Jonathan Strange & Mr Norrell by Susanna Clarke

Read: 15 July, 2018

Set in the early part of the 19th century, this book does a magnificent job of capturing the narrative style and tone of books from that period. Of course, that means that it’s a bit of a slog – at around 800 pages, this book makes a great door stopper, and the pacing is very slow.

However, I found that listening to it on audiobook was perfect. I got to sit back, relax, and absorb the atmosphere of the period and worldbuilding – which is what most of this book is. There is a rescue/defeat the baddy near the end, but it’s not particularly climactic. For the most part, the book is about creating an alternate 19th century England with plausible magic.

I adored the worldbuilding. Clarke did a really good job of blending magic into the real world world history. Best of all, she did so in such a very British way – with a magic system that draws from both the common fairy stories as well as the more “noble” pursuit of alchemy.

The world felt complex and alive, and the slowness of the narrative gives the reader a change to settle into it. I do, however, recommend the audiobook, as the book is heavy enough to put wrists at risk.

I Was The Cat by Paul Tobin (illustrated by Benjamin Dewey)

Read: 15 October, 2016

I picked this up off the library shelf because I had some time to spare and it was a graphic novel (and therefore a fast read), and it had cats. SOLD!

Unfortunately, it left a lot to be desired. The story is about a blogger named Allison Breaking (so named so that she could pun her name – if it even counts as a pun – by calling her website ‘Breaking News’, uuuuugh), who is hired by a wealthy and mysterious person named Burma to ghostwrite his memoirs.Except that her new employer turns out to be a cat! Dun dun DUUUUN!

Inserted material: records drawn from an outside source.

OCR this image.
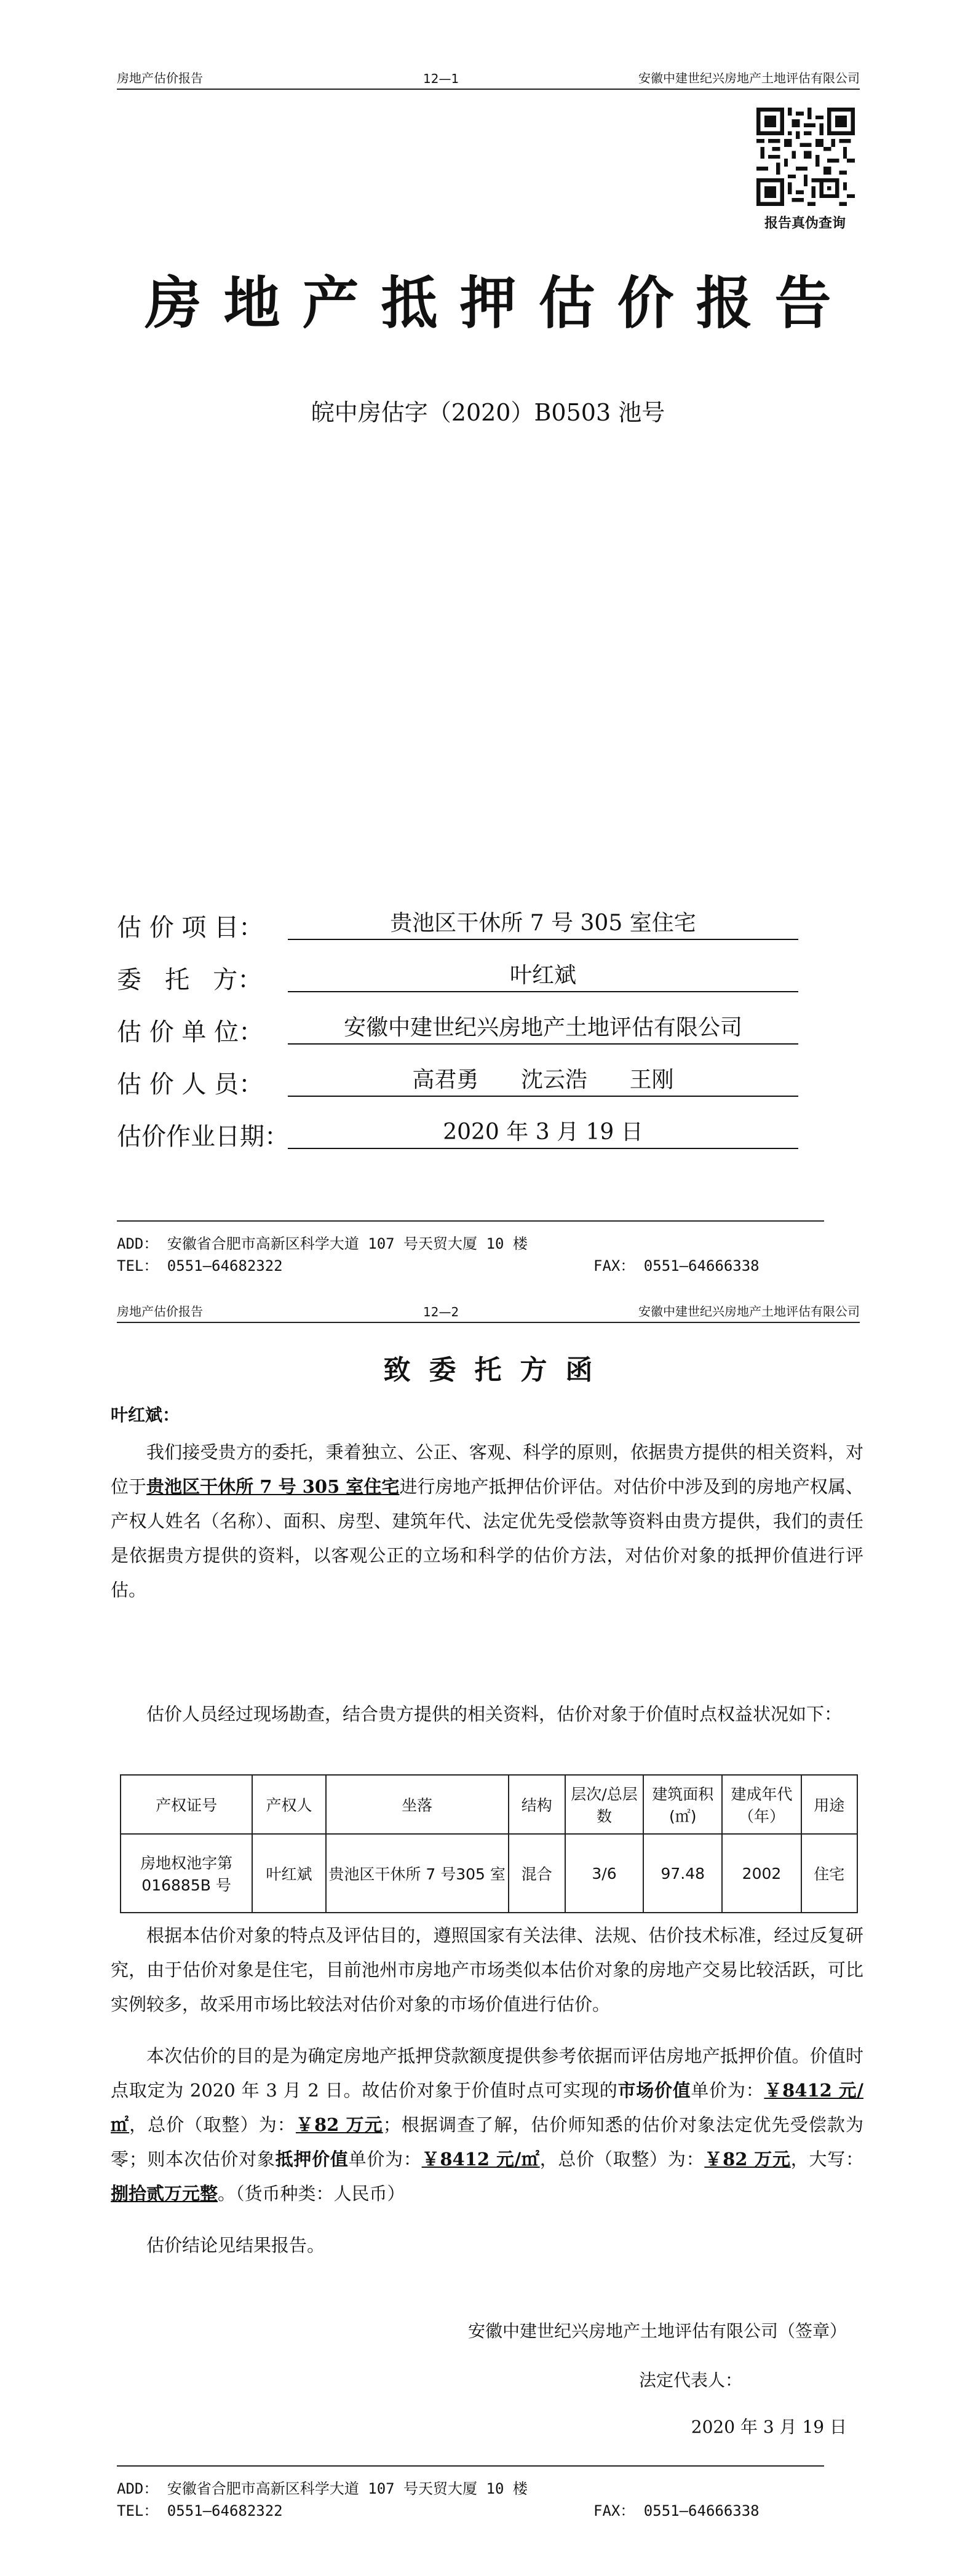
房地产估价报告	12—1	安徽中建世纪兴房地产土地评估有限公司
报告真伪查询
房地产抵押估价报告
皖中房估字（2020）B0503 池号
估 价 项 目：	贵池区干休所 7 号 305 室住宅
委   托   方：	叶红斌
估 价 单 位：	安徽中建世纪兴房地产土地评估有限公司
估 价 人 员：	高君勇      沈云浩      王刚
估价作业日期：	2020 年 3 月 19 日
ADD： 安徽省合肥市高新区科学大道 107 号天贸大厦 10 楼
TEL： 0551—64682322	FAX： 0551—64666338
房地产估价报告	12—2	安徽中建世纪兴房地产土地评估有限公司
致委托方函
叶红斌：

我们接受贵方的委托，秉着独立、公正、客观、科学的原则，依据贵方提供的相关资料，对位于贵池区干休所 7 号 305 室住宅进行房地产抵押估价评估。对估价中涉及到的房地产权属、产权人姓名（名称）、面积、房型、建筑年代、法定优先受偿款等资料由贵方提供，我们的责任是依据贵方提供的资料，以客观公正的立场和科学的估价方法，对估价对象的抵押价值进行评估。

估价人员经过现场勘查，结合贵方提供的相关资料，估价对象于价值时点权益状况如下：

产权证号	产权人	坐落	结构	层次/总层数	建筑面积(㎡)	建成年代（年）	用途
房地权池字第016885B 号	叶红斌	贵池区干休所 7 号305 室	混合	3/6	97.48	2002	住宅

根据本估价对象的特点及评估目的，遵照国家有关法律、法规、估价技术标准，经过反复研究，由于估价对象是住宅，目前池州市房地产市场类似本估价对象的房地产交易比较活跃，可比实例较多，故采用市场比较法对估价对象的市场价值进行估价。

本次估价的目的是为确定房地产抵押贷款额度提供参考依据而评估房地产抵押价值。价值时点取定为 2020 年 3 月 2 日。故估价对象于价值时点可实现的市场价值单价为：￥8412 元/㎡，总价（取整）为：￥82 万元；根据调查了解，估价师知悉的估价对象法定优先受偿款为零；则本次估价对象抵押价值单价为：￥8412 元/㎡，总价（取整）为：￥82 万元，大写：捌拾贰万元整。（货币种类：人民币）

估价结论见结果报告。

安徽中建世纪兴房地产土地评估有限公司（签章）
法定代表人：
2020 年 3 月 19 日
ADD： 安徽省合肥市高新区科学大道 107 号天贸大厦 10 楼
TEL： 0551—64682322	FAX： 0551—64666338
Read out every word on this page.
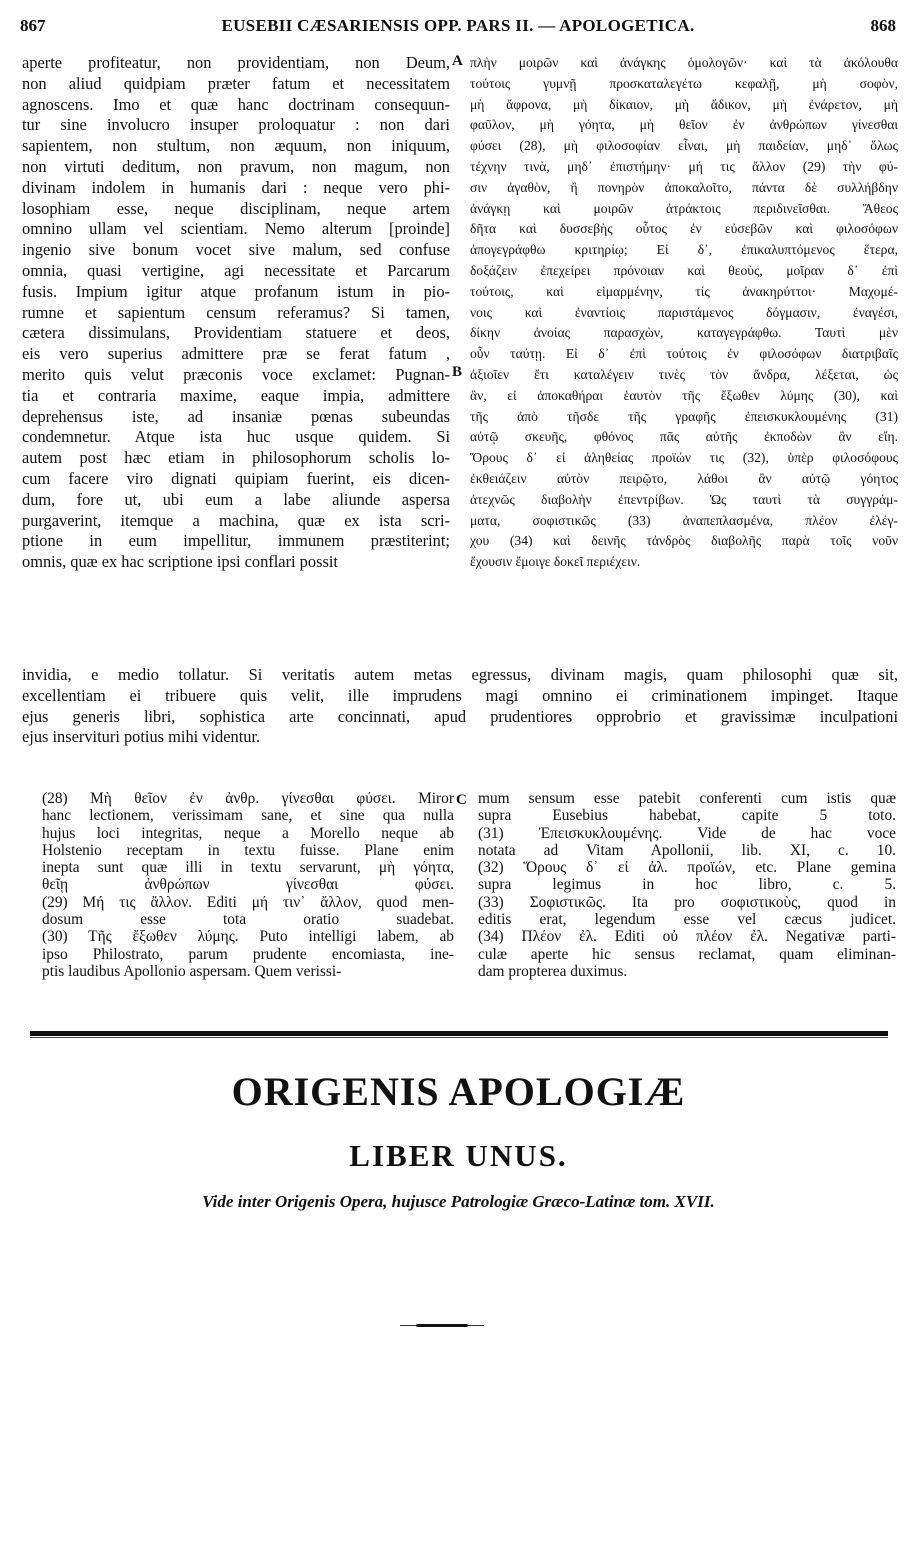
867	EUSEBII CÆSARIENSIS OPP. PARS II. — APOLOGETICA.	868
aperte profiteatur, non providentiam, non Deum,
non aliud quidpiam præter fatum et necessitatem
agnoscens. Imo et quæ hanc doctrinam consequun-
tur sine involucro insuper proloquatur : non dari
sapientem, non stultum, non æquum, non iniquum,
non virtuti deditum, non pravum, non magum, non
divinam indolem in humanis dari : neque vero phi-
losophiam esse, neque disciplinam, neque artem
omnino ullam vel scientiam. Nemo alterum [proinde]
ingenio sive bonum vocet sive malum, sed confuse
omnia, quasi vertigine, agi necessitate et Parcarum
fusis. Impium igitur atque profanum istum in pio-
rumne et sapientum censum referamus? Si tamen,
cætera dissimulans, Providentiam statuere et deos,
eis vero superius admittere præ se ferat fatum ,
merito quis velut præconis voce exclamet: Pugnan-
tia et contraria maxime, eaque impia, admittere
deprehensus iste, ad insaniæ pœnas subeundas
condemnetur. Atque ista huc usque quidem. Si
autem post hæc etiam in philosophorum scholis lo-
cum facere viro dignati quipiam fuerint, eis dicen-
dum, fore ut, ubi eum a labe aliunde aspersa
purgaverint, itemque a machina, quæ ex ista scri-
ptione in eum impellitur, immunem præstiterint;
omnis, quæ ex hac scriptione ipsi conflari possit
πλὴν μοιρῶν καὶ ἀνάγκης ὁμολογῶν· καὶ τὰ ἀκόλουθα
τούτοις γυμνῇ προσκαταλεγέτω κεφαλῇ, μὴ σοφὸν,
μὴ ἄφρονα, μὴ δίκαιον, μὴ ἄδικον, μὴ ἐνάρετον, μὴ
φαῦλον, μὴ γόητα, μὴ θεῖον ἐν ἀνθρώπων γίνεσθαι
φύσει (28), μὴ φιλοσοφίαν εἶναι, μὴ παιδείαν, μηδ᾽ ὅλως
τέχνην τινὰ, μηδ᾽ ἐπιστήμην· μή τις ἄλλον (29) τὴν φύ-
σιν ἀγαθὸν, ἢ πονηρὸν ἀποκαλοῖτο, πάντα δὲ συλλήβδην
ἀνάγκῃ καὶ μοιρῶν ἀτράκτοις περιδινεῖσθαι. Ἄθεος
δῆτα καὶ δυσσεβὴς οὗτος ἐν εὐσεβῶν καὶ φιλοσόφων
ἀπογεγράφθω κριτηρίῳ; Εἰ δ᾽, ἐπικαλυπτόμενος ἕτερα,
δοξάζειν ἐπεχείρει πρόνοιαν καὶ θεοὺς, μοῖραν δ᾽ ἐπὶ
τούτοις, καὶ εἱμαρμένην, τίς ἀνακηρύττοι· Μαχομέ-
νοις καὶ ἐναντίοις παριστάμενος δόγμασιν, ἐναγέσι,
δίκην ἀνοίας παρασχὼν, καταγεγράφθω. Ταυτὶ μὲν
οὖν ταύτῃ. Εἰ δ᾽ ἐπὶ τούτοις ἐν φιλοσόφων διατριβαῖς
ἀξιοῖεν ἔτι καταλέγειν τινὲς τὸν ἄνδρα, λέξεται, ὡς
ἂν, εἰ ἀποκαθήραι ἑαυτὸν τῆς ἔξωθεν λύμης (30), καὶ
τῆς ἀπὸ τῆσδε τῆς γραφῆς ἐπεισκυκλουμένης (31)
αὐτῷ σκευῆς, φθόνος πᾶς αὐτῆς ἐκποδὼν ἂν εἴη.
Ὅρους δ᾽ εἰ ἀληθείας προϊών τις (32), ὑπὲρ φιλοσόφους
ἐκθειάζειν αὐτὸν πειρῷτο, λάθοι ἂν αὐτῷ γόητος
ἀτεχνῶς διαβολὴν ἐπεντρίβων. Ὡς ταυτὶ τὰ συγγράμ-
ματα, σοφιστικῶς (33) ἀναπεπλασμένα, πλέον ἐλέγ-
χου (34) καὶ δεινῆς τἀνδρὸς διαβολῆς παρὰ τοῖς νοῦν
ἔχουσιν ἔμοιγε δοκεῖ περιέχειν.
A
B
C
invidia, e medio tollatur. Si veritatis autem metas egressus, divinam magis, quam philosophi quæ sit,
excellentiam ei tribuere quis velit, ille imprudens magi omnino ei criminationem impinget. Itaque
ejus generis libri, sophistica arte concinnati, apud prudentiores opprobrio et gravissimæ inculpationi
ejus inservituri potius mihi videntur.
(28) Μὴ θεῖον ἐν ἀνθρ. γίνεσθαι φύσει. Miror
hanc lectionem, verissimam sane, et sine qua nulla
hujus loci integritas, neque a Morello neque ab
Holstenio receptam in textu fuisse. Plane enim
inepta sunt quæ illi in textu servarunt, μὴ γόητα,
θεῖῃ ἀνθρώπων γίνεσθαι φύσει.
(29) Μή τις ἄλλον. Editi μή τιν᾽ ἄλλον, quod men-
dosum esse tota oratio suadebat.
(30) Τῆς ἔξωθεν λύμης. Puto intelligi labem, ab
ipso Philostrato, parum prudente encomiasta, ine-
ptis laudibus Apollonio aspersam. Quem verissi-
mum sensum esse patebit conferenti cum istis quæ
supra Eusebius habebat, capite 5 toto.
(31) Ἐπεισκυκλουμένης. Vide de hac voce
notata ad Vitam Apollonii, lib. XI, c. 10.
(32) Ὅρους δ᾽ εἰ ἀλ. προϊών, etc. Plane gemina
supra legimus in hoc libro, c. 5.
(33) Σοφιστικῶς. Ita pro σοφιστικοὺς, quod in
editis erat, legendum esse vel cæcus judicet.
(34) Πλέον ἐλ. Editi οὐ πλέον ἐλ. Negativæ parti-
culæ aperte hic sensus reclamat, quam eliminan-
dam propterea duximus.
ORIGENIS APOLOGIÆ
LIBER UNUS.
Vide inter Origenis Opera, hujusce Patrologiæ Græco-Latinæ tom. XVII.
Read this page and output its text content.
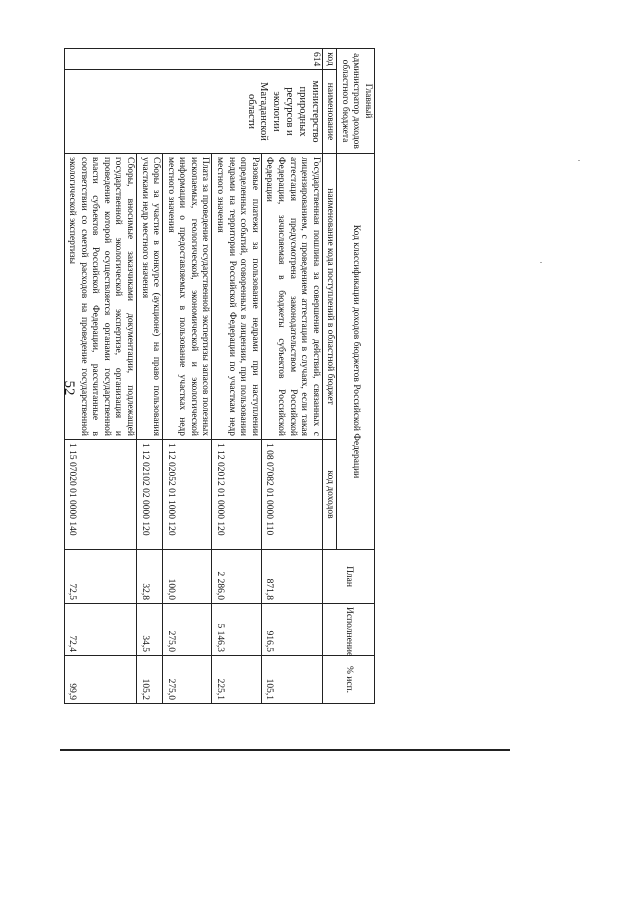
52
Главный администратор доходов областного бюджета		Код классификации доходов бюджетов Российской Федерации		План	Исполнение	% исп.
код	наименование	наименование кода поступлений в областной бюджет	код доходов			
614	министерство природных ресурсов и экологии Магаданской области	Государственная пошлина за совершение действий, связанных с лицензированием, с проведением аттестации в случаях, если такая аттестация предусмотрена законодательством Российской Федерации, зачисляемая в бюджеты субъектов Российской Федерации	1 08 07082 01 0000 110	871,8	916,5	105,1
		Разовые платежи за пользование недрами при наступлении определенных событий, оговоренных в лицензии, при пользовании недрами на территории Российской Федерации по участкам недр местного значения	1 12 02012 01 0000 120	2 286,0	5 146,3	225,1
		Плата за проведение государственной экспертизы запасов полезных ископаемых, геологической, экономической и экологической информации о предоставляемых в пользование участках недр местного значения	1 12 02052 01 1000 120	100,0	275,0	275,0
		Сборы за участие в конкурсе (аукционе) на право пользования участками недр местного значения	1 12 02102 02 0000 120	32,8	34,5	105,2
		Сборы, вносимые заказчиками документации, подлежащей государственной экологической экспертизе, организация и проведение которой осуществляется органами государственной власти субъектов Российской Федерации, рассчитанные в соответствии со сметой расходов на проведение государственной экологической экспертизы	1 15 07020 01 0000 140	72,5	72,4	99,9
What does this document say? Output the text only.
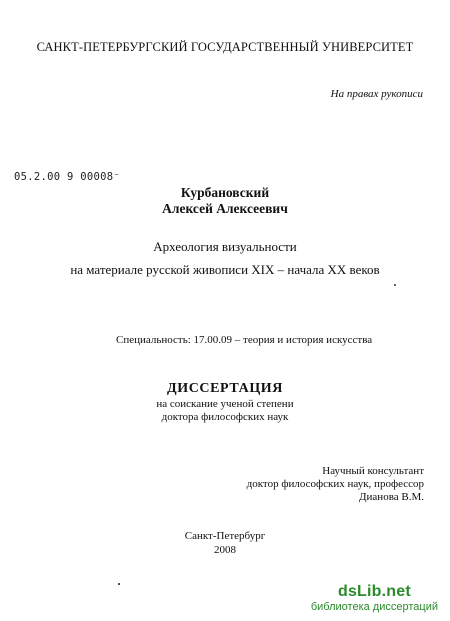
САНКТ-ПЕТЕРБУРГСКИЙ ГОСУДАРСТВЕННЫЙ УНИВЕРСИТЕТ
На правах рукописи
05.2.00 9 00008⁻
Курбановский
Алексей Алексеевич
Археология визуальности
на материале русской живописи XIX – начала XX веков
Специальность: 17.00.09 – теория и история искусства
ДИССЕРТАЦИЯ
на соискание ученой степени
доктора философских наук
Научный консультант
доктор философских наук, профессор
Дианова В.М.
Санкт-Петербург
2008
dsLib.net
библиотека диссертаций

There are mostly two stories being told. In the first, we have Burma’s story of his previous lives. In the second, we have the present day story of Allison coming to terms with meeting a talking cat, and her discovery of his current plot for world domination.

First, the positives: The artwork is very good. It isn’t particularly stylized, but it’s solid and clear. I also enjoyed all the little easter eggs hidden throughout the images, like the Pulp Fiction assassins, or the random Neil deGrasse Tyson.

The problem is that the narrative felt very disjointed. The conceit of the nine lives could have been interesting, but ended up just being Burma listing off famous people he’s met. It doesn’t make much sense, either, except in a ‘how history tends to get taught in primary school’ sort of way. There’s no reason for Burma’s first life to be in ancient Egypt, but then not again until the Elizabethan era. After that, as we get into history that the readership knows more about, his lives seem to come fairly regularly. Why the gap, except to make some joke about the ancient Egyptians worshipping cats?

The world domination plot was rather disappointing, largely because it wasn’t adequately set up. The insider trying to warn off Allison doesn’t seem to care much whether she’s warned or not, and doesn’t really seem to be trying to accomplish anything in particular by revealing the plot to her in any case. And once he does manage to warn her, what does he say? He tells her not to worry about it. So that was plot time well spent…

And that really sums up the whole book for me: There are lots of ideas, mostly a mish-mash of pop culture references, all thrown in together, but none of them serve of purpose or lead to anything.

And did Burma’s evil plan remind anyone of the Leviathan plot from Supernatural?